With the aid of one of his men, Baker attacked two more machine gun nests, killing or wounding the four enemy soldiers occupying these positions. Then he covered the evacuation of his wounded soldiers by occupying an exposed position and drawing the enemy’s fire.

On the following night, Baker voluntarily led a battalion advance through enemy mine fields and heavy fire.

In all, Baker and his platoon killed 26 Germans and destroyed six machine gun nests, two observer posts and four dugouts.

He said later he felt the company commander, who said he was going to get reinforcements, had abandoned his group of men. “It made me all the more determined to accomplish our mission,” he told the PBS series “American Valor.” “Because at that time the Army was segregated. It was thought that we were unable to fight.”

No black soldiers were awarded the Medal of Honor during World War II, although Baker did receive the Purple Heart, a Bronze Star and Distinguished Service Cross.

In 1993, U.S. Army officials contracted Shaw University in Raleigh, N.C., to determine if there was a racial disparity in the way Medal of Honor recipients were selected. The university researchers found that there was, and recommended 10 soldiers to receive it. From that list, Pentagon officials picked seven.

But there was one problem — the statutory limit for presentation had expired. Congress was required to pass legislation that allowed the president to award the Medals of Honor so long after the action.

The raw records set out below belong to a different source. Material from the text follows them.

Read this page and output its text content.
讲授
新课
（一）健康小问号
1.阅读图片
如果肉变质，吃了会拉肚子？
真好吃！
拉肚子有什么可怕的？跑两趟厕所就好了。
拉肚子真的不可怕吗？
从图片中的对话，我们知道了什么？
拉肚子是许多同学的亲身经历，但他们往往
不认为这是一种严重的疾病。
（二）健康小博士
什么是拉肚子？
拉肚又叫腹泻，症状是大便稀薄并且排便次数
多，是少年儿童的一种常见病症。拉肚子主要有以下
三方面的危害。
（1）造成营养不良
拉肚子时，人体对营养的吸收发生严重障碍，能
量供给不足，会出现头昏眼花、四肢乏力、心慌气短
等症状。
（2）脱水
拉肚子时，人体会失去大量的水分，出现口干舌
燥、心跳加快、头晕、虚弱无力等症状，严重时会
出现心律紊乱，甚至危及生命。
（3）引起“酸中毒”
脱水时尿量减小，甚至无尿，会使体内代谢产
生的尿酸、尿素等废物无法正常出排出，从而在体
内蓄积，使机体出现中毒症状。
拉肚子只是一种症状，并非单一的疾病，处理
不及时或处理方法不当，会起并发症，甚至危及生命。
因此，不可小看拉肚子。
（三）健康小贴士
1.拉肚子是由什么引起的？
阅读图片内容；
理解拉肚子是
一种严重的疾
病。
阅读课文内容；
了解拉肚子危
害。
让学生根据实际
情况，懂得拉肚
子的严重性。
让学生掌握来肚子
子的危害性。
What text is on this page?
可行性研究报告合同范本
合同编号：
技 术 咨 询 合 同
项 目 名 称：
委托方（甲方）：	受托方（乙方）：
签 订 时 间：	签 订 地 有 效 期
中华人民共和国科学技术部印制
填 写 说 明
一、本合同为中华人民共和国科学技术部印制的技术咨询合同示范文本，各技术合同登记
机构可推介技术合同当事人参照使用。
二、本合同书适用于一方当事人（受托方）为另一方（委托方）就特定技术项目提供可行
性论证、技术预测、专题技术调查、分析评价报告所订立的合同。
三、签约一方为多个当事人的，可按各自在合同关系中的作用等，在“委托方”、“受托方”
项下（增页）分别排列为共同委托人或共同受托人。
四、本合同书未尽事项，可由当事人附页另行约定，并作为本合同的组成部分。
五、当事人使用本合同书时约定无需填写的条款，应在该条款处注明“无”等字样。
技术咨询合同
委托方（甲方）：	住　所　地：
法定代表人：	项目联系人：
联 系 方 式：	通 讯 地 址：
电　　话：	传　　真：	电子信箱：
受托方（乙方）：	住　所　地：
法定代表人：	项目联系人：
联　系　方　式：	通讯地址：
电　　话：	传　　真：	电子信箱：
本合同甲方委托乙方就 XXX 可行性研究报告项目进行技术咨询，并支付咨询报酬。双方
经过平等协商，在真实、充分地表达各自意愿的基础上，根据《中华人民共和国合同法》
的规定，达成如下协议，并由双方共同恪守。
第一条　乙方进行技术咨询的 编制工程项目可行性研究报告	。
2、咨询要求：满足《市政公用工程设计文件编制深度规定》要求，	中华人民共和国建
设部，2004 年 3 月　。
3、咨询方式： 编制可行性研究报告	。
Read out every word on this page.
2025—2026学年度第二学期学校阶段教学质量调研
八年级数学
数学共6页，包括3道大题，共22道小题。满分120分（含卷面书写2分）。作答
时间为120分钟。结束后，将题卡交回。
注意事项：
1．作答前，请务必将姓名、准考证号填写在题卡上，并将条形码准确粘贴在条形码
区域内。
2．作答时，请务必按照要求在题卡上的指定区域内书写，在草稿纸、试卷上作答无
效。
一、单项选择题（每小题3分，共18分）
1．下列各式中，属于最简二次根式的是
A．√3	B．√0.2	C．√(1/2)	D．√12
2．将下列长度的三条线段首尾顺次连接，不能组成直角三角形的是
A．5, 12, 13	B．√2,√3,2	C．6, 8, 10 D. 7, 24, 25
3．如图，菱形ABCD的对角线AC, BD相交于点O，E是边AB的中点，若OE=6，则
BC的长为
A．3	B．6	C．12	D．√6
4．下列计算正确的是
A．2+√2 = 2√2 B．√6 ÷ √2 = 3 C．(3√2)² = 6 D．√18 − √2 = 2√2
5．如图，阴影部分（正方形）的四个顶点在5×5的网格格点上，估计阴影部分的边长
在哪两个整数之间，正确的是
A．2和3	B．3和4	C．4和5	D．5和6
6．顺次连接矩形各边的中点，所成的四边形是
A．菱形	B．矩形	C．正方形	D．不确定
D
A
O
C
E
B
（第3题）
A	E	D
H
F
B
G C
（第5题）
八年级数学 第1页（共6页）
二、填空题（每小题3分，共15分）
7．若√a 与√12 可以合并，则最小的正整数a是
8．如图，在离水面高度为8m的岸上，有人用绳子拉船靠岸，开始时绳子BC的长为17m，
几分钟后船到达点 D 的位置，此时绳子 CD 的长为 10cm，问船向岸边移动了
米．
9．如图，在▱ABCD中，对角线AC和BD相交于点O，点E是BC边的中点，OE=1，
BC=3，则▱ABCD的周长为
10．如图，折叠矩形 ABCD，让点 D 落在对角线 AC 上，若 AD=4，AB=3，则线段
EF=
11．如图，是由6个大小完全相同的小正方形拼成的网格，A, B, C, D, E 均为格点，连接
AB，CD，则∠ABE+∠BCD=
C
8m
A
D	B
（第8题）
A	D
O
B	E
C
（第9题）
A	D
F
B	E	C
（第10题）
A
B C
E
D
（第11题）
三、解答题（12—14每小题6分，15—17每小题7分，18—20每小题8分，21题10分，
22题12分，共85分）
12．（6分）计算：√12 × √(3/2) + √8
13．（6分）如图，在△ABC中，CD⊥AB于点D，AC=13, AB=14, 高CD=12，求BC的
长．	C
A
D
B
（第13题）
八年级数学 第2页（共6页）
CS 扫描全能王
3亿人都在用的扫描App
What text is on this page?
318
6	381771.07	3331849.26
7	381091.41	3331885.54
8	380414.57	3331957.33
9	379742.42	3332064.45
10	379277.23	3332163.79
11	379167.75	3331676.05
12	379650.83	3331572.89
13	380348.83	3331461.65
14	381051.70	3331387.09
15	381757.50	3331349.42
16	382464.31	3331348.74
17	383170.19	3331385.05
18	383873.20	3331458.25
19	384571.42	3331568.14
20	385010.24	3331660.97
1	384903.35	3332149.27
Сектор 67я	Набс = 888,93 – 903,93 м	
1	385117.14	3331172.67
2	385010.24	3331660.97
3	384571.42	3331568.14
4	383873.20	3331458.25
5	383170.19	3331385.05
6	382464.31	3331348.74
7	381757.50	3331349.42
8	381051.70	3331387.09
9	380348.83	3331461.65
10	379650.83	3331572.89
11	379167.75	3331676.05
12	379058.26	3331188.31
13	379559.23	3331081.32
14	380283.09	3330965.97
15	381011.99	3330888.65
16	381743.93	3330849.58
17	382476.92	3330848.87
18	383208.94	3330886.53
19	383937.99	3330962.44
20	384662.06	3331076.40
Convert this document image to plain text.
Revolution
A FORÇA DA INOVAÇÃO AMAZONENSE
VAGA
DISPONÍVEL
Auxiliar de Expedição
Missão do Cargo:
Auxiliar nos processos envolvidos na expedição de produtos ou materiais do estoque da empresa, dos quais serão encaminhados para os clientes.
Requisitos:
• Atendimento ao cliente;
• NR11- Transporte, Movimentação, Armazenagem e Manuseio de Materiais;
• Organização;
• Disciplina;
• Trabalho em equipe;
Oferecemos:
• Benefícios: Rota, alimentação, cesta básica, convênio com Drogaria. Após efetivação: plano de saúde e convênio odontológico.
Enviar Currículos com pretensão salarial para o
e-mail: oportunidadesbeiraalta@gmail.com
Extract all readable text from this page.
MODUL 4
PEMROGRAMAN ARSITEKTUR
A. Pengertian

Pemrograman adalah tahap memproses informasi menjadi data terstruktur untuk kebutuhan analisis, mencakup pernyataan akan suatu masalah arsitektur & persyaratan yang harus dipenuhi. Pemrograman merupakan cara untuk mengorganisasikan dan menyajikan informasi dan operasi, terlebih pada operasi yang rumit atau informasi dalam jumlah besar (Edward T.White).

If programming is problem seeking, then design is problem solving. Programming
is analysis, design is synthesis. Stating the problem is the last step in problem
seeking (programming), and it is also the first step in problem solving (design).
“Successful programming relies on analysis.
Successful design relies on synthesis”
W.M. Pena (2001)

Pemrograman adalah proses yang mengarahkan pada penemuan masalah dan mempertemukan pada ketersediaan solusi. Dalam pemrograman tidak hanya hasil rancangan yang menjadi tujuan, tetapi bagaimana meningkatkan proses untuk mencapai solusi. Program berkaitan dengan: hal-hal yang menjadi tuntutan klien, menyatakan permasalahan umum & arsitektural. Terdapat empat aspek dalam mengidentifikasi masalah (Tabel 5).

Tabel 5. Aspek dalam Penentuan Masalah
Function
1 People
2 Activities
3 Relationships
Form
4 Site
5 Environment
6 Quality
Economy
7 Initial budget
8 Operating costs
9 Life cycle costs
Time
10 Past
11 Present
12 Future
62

Vernon Baker was the only recipient still living; the other six soldiers received their awards posthumously, with their medals being presented to family members.

Reflecting on life in a segregated Army unit, he told The Washington Post, “I was an angry young man. We were all angry. But we had a job to do, and we did it.” He added, though, that he “knew things would get better, and I’m glad to say that I’m here to see it.”